Endangered Indian Skimmer finds new home in Satpura National Park

  INDORE: Endangered Indian Skimmer, which is fighting for its survival, seems to have found a new home at Satpura National Park. Around seven birds of the endangered species were recently spotted along with big flock of River Terns near Pattan area of Madhai range.


The colourful bird, with a black cap and orange bill, was once widely found around major rivers and sanctuaries. Now, it's mainly seen in and around parts of National Chambal (Gharial) Wildlife Sanctuary, where they are on the verge of extinction due to illegal fishing and sand mining.


The presence of Indian Skimmer at Satpura National Park has given a new hope for its survival. "The safe and undisturbed habitat of the tiger reserve has attracted the endangered birds to this place for breeding. With the receding water level of Tawa reservoir in summers, new sandbanks emerge, which act as an excellent breeding ground for Indian Skimmer," said ornithologist Ajay Gadikar.


He said that Satpura Tiger Reserve can boost the number of these species as fresh water is present here which is a primary requirement for survival of this species.


At a time when few Indian skimmers are left in Chambal Sanctuary and its numbers are fast depleting, this news comes as a great respite for all the bird lovers.
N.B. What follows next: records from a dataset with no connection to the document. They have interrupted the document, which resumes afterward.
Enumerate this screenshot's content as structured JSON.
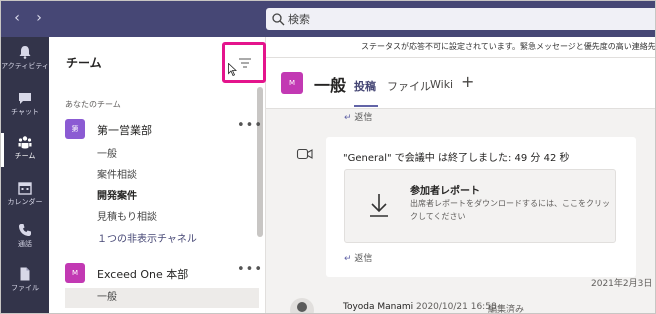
{
  "topbar": {
    "search_placeholder": "検索"
  },
  "rail": {
    "items": [
      {
        "label": "アクティビティ",
        "icon": "bell-icon"
      },
      {
        "label": "チャット",
        "icon": "chat-icon"
      },
      {
        "label": "チーム",
        "icon": "teams-icon",
        "active": true
      },
      {
        "label": "カレンダー",
        "icon": "calendar-icon"
      },
      {
        "label": "通話",
        "icon": "phone-icon"
      },
      {
        "label": "ファイル",
        "icon": "file-icon"
      }
    ]
  },
  "panel": {
    "title": "チーム",
    "section_label": "あなたのチーム",
    "teams": [
      {
        "avatar": "第",
        "name": "第一営業部",
        "more": "•••",
        "channels": [
          "一般",
          "案件相談",
          "開発案件",
          "見積もり相談",
          "１つの非表示チャネル"
        ]
      },
      {
        "avatar": "M",
        "name": "Exceed One 本部",
        "more": "•••",
        "channels": [
          "一般"
        ]
      }
    ]
  },
  "main": {
    "banner": "ステータスが応答不可に設定されています。緊急メッセージと優先度の高い連絡先か",
    "channel": {
      "avatar": "M",
      "title": "一般",
      "tabs": [
        "投稿",
        "ファイル",
        "Wiki"
      ],
      "add_tab": "+"
    },
    "reply_label": "返信",
    "meeting": {
      "text": "\"General\" で会議中 は終了しました: 49 分 42 秒"
    },
    "attendance": {
      "title": "参加者レポート",
      "desc": "出席者レポートをダウンロードするには、ここをクリックしてください"
    },
    "date_separator": "2021年2月3日",
    "message": {
      "author": "Toyoda Manami",
      "date": "2020/10/21 16:58",
      "edited": "編集済み"
    }
  },
  "colors": {
    "accent": "#6264a7",
    "highlight_border": "#e4148c",
    "rail_bg": "#33344a",
    "topbar_bg": "#464775"
  }
}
According to data in the book — Threatened Birds of India —number of Indian skimmers has come down to 203 in 2014 from 555 in 1995.


"Every year one or two pairs of these skimmers arrive here during third week of February for breeding purpose, stay here for around four months and leave the place once their young ones are able to fly," said Gadikar adding that there is a need for conservation of these sites for survival of this endangered bird.


Highlighting the threat to endangered bird, Gadikar said that last year, water in Chambal River dried considerably and the large island (sandbank) where the skimmer breeds got connected with other sandbanks causing disturbance. Chances of grazing cattle or feral dogs causing harm to the nest also increases manifold. "A proper monitoring during the breeding season is needed for the long term conservation of this species," said Gadikar.


Besides, the island where this bird breeds needs to be protected from disturbance as locals take away the eggs and hence the breeding pair abandons the place in future.